Thursday, July 26, 2012

why is life so hard???

i know i haven't said this yet, but i still live at home with my mom. for a couple of reasons; i don't have the money to live on my own & that she's disabled. i help with the things she can't do. so win/win. but shit just keep getting harder and harder for my mom...and for me. she has to take a lot of meds and when a person does this, you have to be careful of a few things: how she reacts to the meds, that they don't react wrongly to each other, and of course any side-effects.

its the side-effects that are killing me.

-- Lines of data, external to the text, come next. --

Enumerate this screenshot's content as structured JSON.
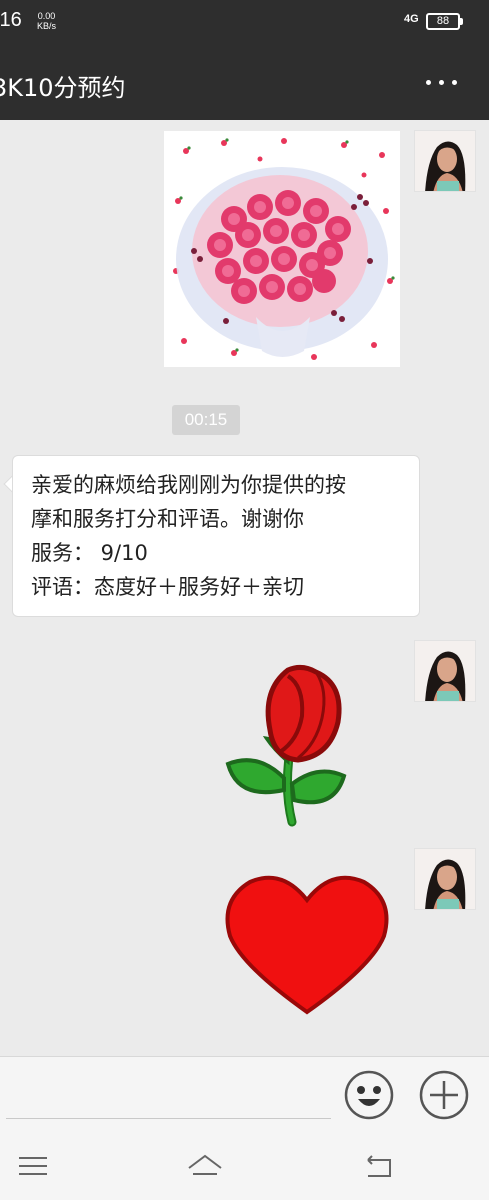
{
  "status_bar": {
    "time": ":16",
    "speed_value": "0.00",
    "speed_unit": "KB/s",
    "network": "4G",
    "battery": "88"
  },
  "header": {
    "title": "3K10分预约",
    "menu_icon": "more-dots-icon"
  },
  "chat": {
    "messages": [
      {
        "side": "right",
        "type": "image",
        "description": "rose bouquet photo"
      },
      {
        "type": "timestamp",
        "text": "00:15"
      },
      {
        "side": "left",
        "type": "text",
        "lines": [
          "亲爱的麻烦给我刚刚为你提供的按",
          "摩和服务打分和评语。谢谢你",
          "服务：  9/10",
          "评语：态度好＋服务好＋亲切"
        ]
      },
      {
        "side": "right",
        "type": "sticker",
        "icon": "red-rose-icon"
      },
      {
        "side": "right",
        "type": "sticker",
        "icon": "red-heart-icon"
      }
    ]
  },
  "input_bar": {
    "input_value": "",
    "emoji_icon": "emoji-smile-icon",
    "plus_icon": "plus-circle-icon"
  },
  "nav_bar": {
    "icons": [
      "menu-icon",
      "home-icon",
      "back-icon"
    ]
  },
  "colors": {
    "header_bg": "#2e2e2e",
    "chat_bg": "#ebebeb",
    "bubble_bg": "#ffffff",
    "timestamp_bg": "#d4d4d4"
  }
}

earlier this year she was hospitalized and it turns out it was because of one the meds. we (i) had to reason to believe it could be the meds cuz she had been taking this particular one for at least a year before the symptoms started. for about a year (maybe a year and a half) i'd been worried she had Alzheimers or the like. her mother had died of it, so it wasn't that hard for me to believe that she might be getting it too.

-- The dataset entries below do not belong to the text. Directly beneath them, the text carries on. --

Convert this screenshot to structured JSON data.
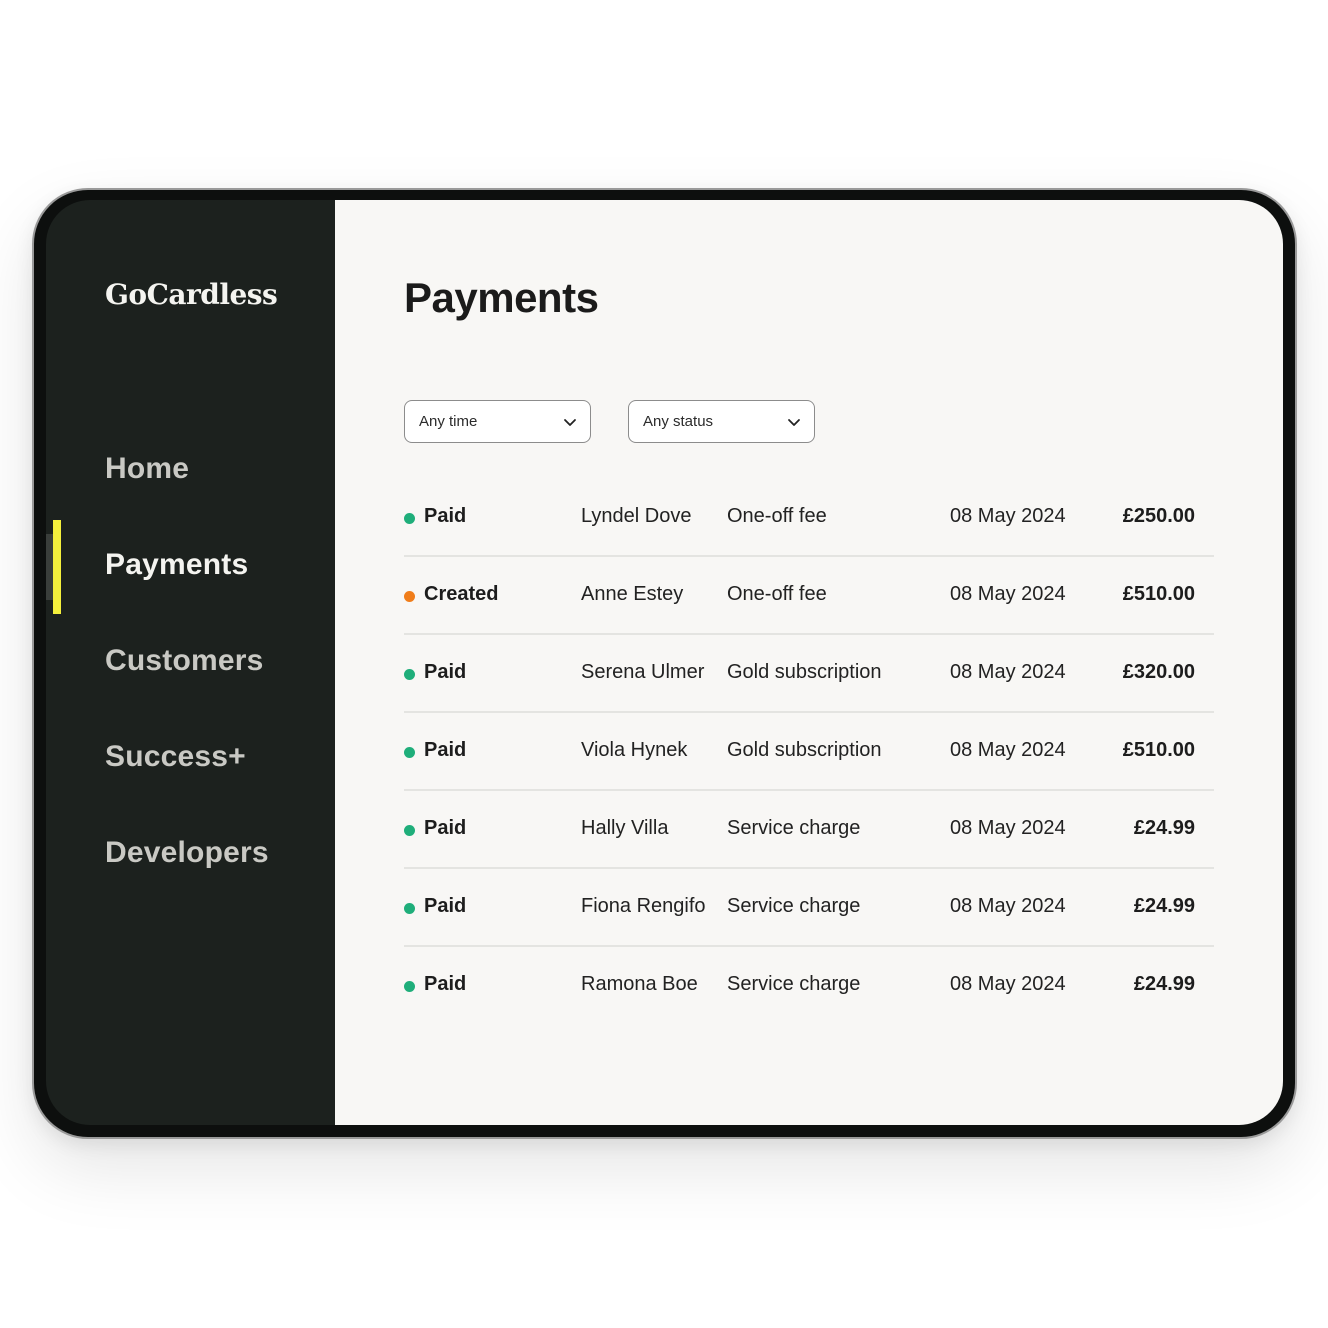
{
  "brand": {
    "name": "GoCardless"
  },
  "colors": {
    "sidebar_bg": "#1c211e",
    "main_bg": "#f8f7f5",
    "active_indicator": "#f4f03c",
    "status_paid": "#1fae7a",
    "status_created": "#f07d1a"
  },
  "sidebar": {
    "items": [
      {
        "label": "Home",
        "active": false
      },
      {
        "label": "Payments",
        "active": true
      },
      {
        "label": "Customers",
        "active": false
      },
      {
        "label": "Success+",
        "active": false
      },
      {
        "label": "Developers",
        "active": false
      }
    ]
  },
  "main": {
    "title": "Payments",
    "filters": {
      "time": {
        "value": "Any time",
        "icon": "chevron-down-icon"
      },
      "status": {
        "value": "Any status",
        "icon": "chevron-down-icon"
      }
    },
    "payments": [
      {
        "status": "Paid",
        "status_type": "paid",
        "customer": "Lyndel Dove",
        "description": "One-off fee",
        "date": "08 May 2024",
        "amount": "£250.00"
      },
      {
        "status": "Created",
        "status_type": "created",
        "customer": "Anne Estey",
        "description": "One-off fee",
        "date": "08 May 2024",
        "amount": "£510.00"
      },
      {
        "status": "Paid",
        "status_type": "paid",
        "customer": "Serena Ulmer",
        "description": "Gold subscription",
        "date": "08 May 2024",
        "amount": "£320.00"
      },
      {
        "status": "Paid",
        "status_type": "paid",
        "customer": "Viola Hynek",
        "description": "Gold subscription",
        "date": "08 May 2024",
        "amount": "£510.00"
      },
      {
        "status": "Paid",
        "status_type": "paid",
        "customer": "Hally Villa",
        "description": "Service charge",
        "date": "08 May 2024",
        "amount": "£24.99"
      },
      {
        "status": "Paid",
        "status_type": "paid",
        "customer": "Fiona Rengifo",
        "description": "Service charge",
        "date": "08 May 2024",
        "amount": "£24.99"
      },
      {
        "status": "Paid",
        "status_type": "paid",
        "customer": "Ramona Boe",
        "description": "Service charge",
        "date": "08 May 2024",
        "amount": "£24.99"
      }
    ]
  }
}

i can't begin to tell you how fucking scared i was!

as i was saying she was hospitalized. the doctor treating her figured out which med might be the culprit. and indeed that was the villian of my nightmares. i had my mother back. relief!

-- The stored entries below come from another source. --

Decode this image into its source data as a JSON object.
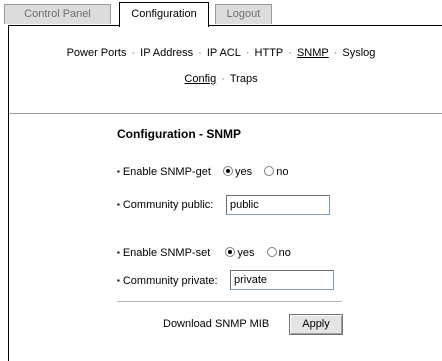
{
  "tabs": {
    "control_panel": "Control Panel",
    "configuration": "Configuration",
    "logout": "Logout"
  },
  "nav": {
    "primary": [
      "Power Ports",
      "IP Address",
      "IP ACL",
      "HTTP",
      "SNMP",
      "Syslog"
    ],
    "primary_current": "SNMP",
    "secondary": [
      "Config",
      "Traps"
    ],
    "secondary_current": "Config",
    "separator": "·"
  },
  "form": {
    "title": "Configuration - SNMP",
    "bullet": "▪",
    "snmp_get_label": "Enable SNMP-get",
    "snmp_get_value": "yes",
    "community_public_label": "Community public:",
    "community_public_value": "public",
    "snmp_set_label": "Enable SNMP-set",
    "snmp_set_value": "yes",
    "community_private_label": "Community private:",
    "community_private_value": "private",
    "yes_label": "yes",
    "no_label": "no"
  },
  "footer": {
    "download_label": "Download SNMP MIB",
    "apply_label": "Apply"
  }
}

since then, she's been fine...mentally. but things with my mom's health is never easy. they just get worse, never better. there is always something new thats wrong with her. so that means new meds. which she got prescribed to her just a couple of months ago. and my nightmares came back! i again didn't think of the meds right away...i just thought i was losing my mother. the most important person in my world. always has been. for all the shit and emotional turmoil i go through with her; i have NO FUCKING idea of what i'd do without her!! but after thinking it through, i figured out that it started after she started taking the new med. talk about a big fuckin' relief!!

so she has an appointment today with her doctor and i make sure i'm there and go into the room with her. which i normally never do. she of course is not thinking about why i'm there. once the doctor comes in i tell him my worries. and it turns out that this is a common side-effect of anti-inflammatories. well, shit! i really wished someone, mostly the asshole for the hospital, would have told me that sooner. infammatory problems is a common problem for my mom. so yeah, that info would have been helpful. so now, we stop the using the new medication and wait to see if thats the problem. which i think it is; but until then i have the joy of dealing with the side-effects. even though i know its temporary, it is still heart wrenching to see my mom acting like that. she is one of the smartest people i know, so seeing her see things that are not there or from the past is too friggin' painful.

i'm sorry for the long rant, but i have no one else. not really. so this is me sharing my fears with whoever might come across my blog. rant over, take care & be good.